The plasma metabolomics analysis in SCAPIS has been described elsewhere79 and in the Supplementary Note. Associations of genetic variants with plasma metabolites were analyzed using the same REGENIE pipeline as for the microbiome, adjusting for age, age2, sex, delivery batch and genetic PCs 1–10. Metabolites detected in fewer than 100 samples were excluded. Those detected in 5–50% of samples were analyzed by logistic regression, and those in ≥50% of samples were RIN-transformed and analyzed by linear regression. We report one lead SNP per study-wide locus; when several species were associated, we selected the lead SNP among those replicated in HUNT, prioritizing the lowest P value in Swedish cohorts.

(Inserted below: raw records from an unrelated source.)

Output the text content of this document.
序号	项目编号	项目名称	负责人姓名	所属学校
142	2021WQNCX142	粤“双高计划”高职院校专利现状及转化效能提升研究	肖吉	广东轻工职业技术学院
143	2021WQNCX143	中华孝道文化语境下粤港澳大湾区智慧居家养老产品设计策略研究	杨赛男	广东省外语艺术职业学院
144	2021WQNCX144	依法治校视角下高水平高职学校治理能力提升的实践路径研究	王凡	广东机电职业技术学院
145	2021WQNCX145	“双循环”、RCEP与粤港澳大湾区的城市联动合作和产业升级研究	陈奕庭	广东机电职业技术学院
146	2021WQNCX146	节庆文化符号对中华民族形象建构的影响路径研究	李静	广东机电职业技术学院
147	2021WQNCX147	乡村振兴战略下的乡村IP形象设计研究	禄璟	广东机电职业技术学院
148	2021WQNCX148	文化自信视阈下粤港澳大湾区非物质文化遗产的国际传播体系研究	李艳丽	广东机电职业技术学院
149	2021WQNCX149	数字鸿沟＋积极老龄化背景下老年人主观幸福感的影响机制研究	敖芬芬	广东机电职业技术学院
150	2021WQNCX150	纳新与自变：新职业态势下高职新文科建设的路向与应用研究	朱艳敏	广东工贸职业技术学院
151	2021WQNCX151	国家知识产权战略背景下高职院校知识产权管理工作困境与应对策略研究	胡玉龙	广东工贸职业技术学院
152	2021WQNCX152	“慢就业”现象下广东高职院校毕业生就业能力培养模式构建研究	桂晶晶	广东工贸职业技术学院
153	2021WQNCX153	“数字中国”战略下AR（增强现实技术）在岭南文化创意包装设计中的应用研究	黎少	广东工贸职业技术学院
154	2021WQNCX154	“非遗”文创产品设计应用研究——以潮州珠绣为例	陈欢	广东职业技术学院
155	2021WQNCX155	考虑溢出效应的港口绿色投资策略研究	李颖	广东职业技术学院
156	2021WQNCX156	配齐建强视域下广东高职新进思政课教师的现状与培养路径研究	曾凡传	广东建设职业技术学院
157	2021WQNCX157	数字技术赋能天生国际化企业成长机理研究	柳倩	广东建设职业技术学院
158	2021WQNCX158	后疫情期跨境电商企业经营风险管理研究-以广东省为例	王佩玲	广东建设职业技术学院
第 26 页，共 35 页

FDR correction (Benjamini–Hochberg) of 5% was applied.

Stool metabolomics

To find stool metabolites associated with the study-wide significant loci, we downloaded GWAS of stool metabolites summary statistics (only P < 10−5 available) from Zierer et al.80 (Supplementary Table 16) and lifted the genomic coordinates over to GRCh37 using Ensembl Variation 112 for variants with an rsID and https://genome.ucsc.edu/cgi-bin/hgLiftOver for variants without an rsID. Genetic variants that could not be lifted over were removed (247 out of 46,765). We assessed the same lead variants per study-wide locus as described for the genetic association with plasma metabolites. A lookup was performed for genetic variants within 100 kb of the locus region corresponding to the study-wide significant lead variant.

Short-chain fatty acids

In MOS, a panel of nine plasma SCFAs was measured81. Laboratory method for SCFA measurement is described in the Supplementary Note. The association of genetic variants with SCFAs was assessed with the same REGENIE pipeline as described above for the microbiome, with age, age2, sex, SCFA measurement batch and genetic PCs 1–10 as covariates. SCFAs were RIN-transformed and assessed using linear regression. We assessed the same lead SNPs per study-wide locus as described for the genetic association with plasma metabolites. FDR correction (Benjamini–Hochberg) of 5% was applied.

Reporting summary

Further information on research design is available in the Nature Portfolio Reporting Summary linked to this article.